We hope you are enjoying our two-part series on married sex. Last week we took a look at types of love, intimacy and sex. This week we look at how being a selfish lover may actually HELP your marriage! Before you shake your head and say we’ve lost our minds, read/listen on!
Healthy Balance of Selfishness and Unselfishness
Do you like for your partner to climax when you’re having sex? If so, a certain degree of “selfishness” on their part has to happen! What?!?
Let us explain. The Bible says to “love your neighbor as yourself” (Mark 12:31) and “husbands ought to love their own wives as their own bodies” (Ephesians 5:28) You are actually loving your spouse by knowing and getting yourself to the point of orgasm during sex.
Let’s look at it a different way: if you are ALL about pleasing your partner while denying yourself the chance to orgasm, you are not going to please them. Your partner wants you to have an orgasm—that’s part of the beautiful process of sex. If you continually deny yourself orgasm, you are denying your partner the chance to be a part of YOUR orgasm.
In “A Celebration of Sex,” Dr. Doug Rosenau calls this “righteous selfishness.” It’s a kind of paradox. In order to ultimately fulfill your spouse’s utmost sexual desires, you have to seek out some responsibility for your orgasm while you are having sex with your partner.
To put it another way: healthy selfishness is having an orgasm. Unhealthy selfishness is being unwilling to empathize with the other person’s needs and desires. Healthy unselfishness is pleasuring your spouse. Unhealthy unselfishness is playing the sexual martyr or being passive-aggressive.
According to Dr. Doug Rosenau in his book “A Celebration of Sex”, a healthy self-concept is important. Having a positive view of yourself and your partner enhances sex.
That means ladies, your man may want to be with you more when you stop asking “does my butt look big in these jeans?” It’s self-defeating. He sees you as beautiful and wants to be with you.

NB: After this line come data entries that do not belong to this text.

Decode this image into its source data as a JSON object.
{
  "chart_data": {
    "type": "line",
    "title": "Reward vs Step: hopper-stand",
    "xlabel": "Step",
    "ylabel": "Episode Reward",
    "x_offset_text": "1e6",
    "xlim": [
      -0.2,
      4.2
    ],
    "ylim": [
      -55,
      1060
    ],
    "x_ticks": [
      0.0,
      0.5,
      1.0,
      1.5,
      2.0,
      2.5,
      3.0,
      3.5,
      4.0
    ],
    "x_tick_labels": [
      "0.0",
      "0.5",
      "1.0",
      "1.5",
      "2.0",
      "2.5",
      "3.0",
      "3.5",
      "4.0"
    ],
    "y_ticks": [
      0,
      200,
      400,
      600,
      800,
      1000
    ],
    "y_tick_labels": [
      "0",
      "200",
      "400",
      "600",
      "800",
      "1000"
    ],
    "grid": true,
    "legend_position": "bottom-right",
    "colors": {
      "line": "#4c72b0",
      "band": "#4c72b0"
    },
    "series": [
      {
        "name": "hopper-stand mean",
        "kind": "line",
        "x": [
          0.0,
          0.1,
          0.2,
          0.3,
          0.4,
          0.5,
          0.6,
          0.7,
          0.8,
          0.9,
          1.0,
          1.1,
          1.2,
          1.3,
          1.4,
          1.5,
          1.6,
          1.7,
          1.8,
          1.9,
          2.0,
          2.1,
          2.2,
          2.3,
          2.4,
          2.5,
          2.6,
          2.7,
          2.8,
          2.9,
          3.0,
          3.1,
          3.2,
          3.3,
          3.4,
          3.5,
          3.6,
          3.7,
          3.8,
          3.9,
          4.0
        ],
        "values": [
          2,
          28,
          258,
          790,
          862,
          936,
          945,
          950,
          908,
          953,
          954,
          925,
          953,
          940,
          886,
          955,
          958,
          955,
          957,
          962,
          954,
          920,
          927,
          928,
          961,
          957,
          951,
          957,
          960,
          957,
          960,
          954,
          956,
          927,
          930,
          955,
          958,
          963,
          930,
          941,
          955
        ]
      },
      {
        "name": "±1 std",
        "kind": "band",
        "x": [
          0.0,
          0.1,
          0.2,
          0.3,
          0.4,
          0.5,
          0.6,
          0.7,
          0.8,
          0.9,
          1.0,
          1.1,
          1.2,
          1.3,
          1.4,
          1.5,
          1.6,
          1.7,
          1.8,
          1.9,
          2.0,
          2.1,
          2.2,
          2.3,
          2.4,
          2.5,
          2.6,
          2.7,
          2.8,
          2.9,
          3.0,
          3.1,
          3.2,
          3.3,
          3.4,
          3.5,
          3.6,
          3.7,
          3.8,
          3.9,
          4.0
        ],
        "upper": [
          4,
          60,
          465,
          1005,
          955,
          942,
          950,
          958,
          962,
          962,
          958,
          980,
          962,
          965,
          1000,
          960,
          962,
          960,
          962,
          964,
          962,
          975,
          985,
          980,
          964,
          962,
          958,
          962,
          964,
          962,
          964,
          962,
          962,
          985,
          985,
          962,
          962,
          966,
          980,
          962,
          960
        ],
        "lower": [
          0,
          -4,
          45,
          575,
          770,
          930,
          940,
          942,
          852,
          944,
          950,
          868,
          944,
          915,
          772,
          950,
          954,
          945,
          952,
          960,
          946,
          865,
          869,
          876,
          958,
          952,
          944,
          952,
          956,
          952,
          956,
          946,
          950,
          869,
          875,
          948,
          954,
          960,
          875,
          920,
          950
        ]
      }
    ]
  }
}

6 Character Traits of a Fantastic Lover
What makes married sex great?
1. Playfulness – includes excitement, curiosity, eagerness, & spontaneity “You cannot work at creating better lovemaking – you and your mate have to play at it.” Doug Roseneau
2. Love – you must love yourself and love your mate. Accept yourself and your mate – strengths of your appearance as well as “flaws”.
3. Knowledge – become a student of your mate and yourself. Technical knowledge of sexuality.
4. Honesty – “dishonesty destroys trust, allows boredom, and creates confusion & hostility.” Doug Roseneau
Examples: 1. Husband who lacks sexual skills but can’t admit to himself – says to himself “She says sex isn’t very fun, but she reaches a climax most of the time.” 2. Wife who plays manipulative sexual games – she says to herself “If he forgets our anniversary again, he won’t get sex for a month.”
5. Creative Romance – surprise gifts, foot & leg massages, verbal demonstrativeness, mutual showers, dinners with candlelight, soft glances
6. Discipline – keep a time sacredly reserved for sex
-Go to bed at the same time
-Teach children to respect a locked door
-Agree to schedule lovemaking so many times per week
Out of the sex, I mean “six” character traits, knowledge is key. Taking (Insert Your Spouse’s Name Here) 101, will go far in your relationship.
Study your spouse. Creative romance may not mean gifts or candlelight. Because you know your spouse, you may know that hiking the Appalachian Trail would be a greater turn on. Because you know your spouse you may seek spontaneous sex instead of scheduled sex because she likes surprises, or vice versa. Knowledge is key.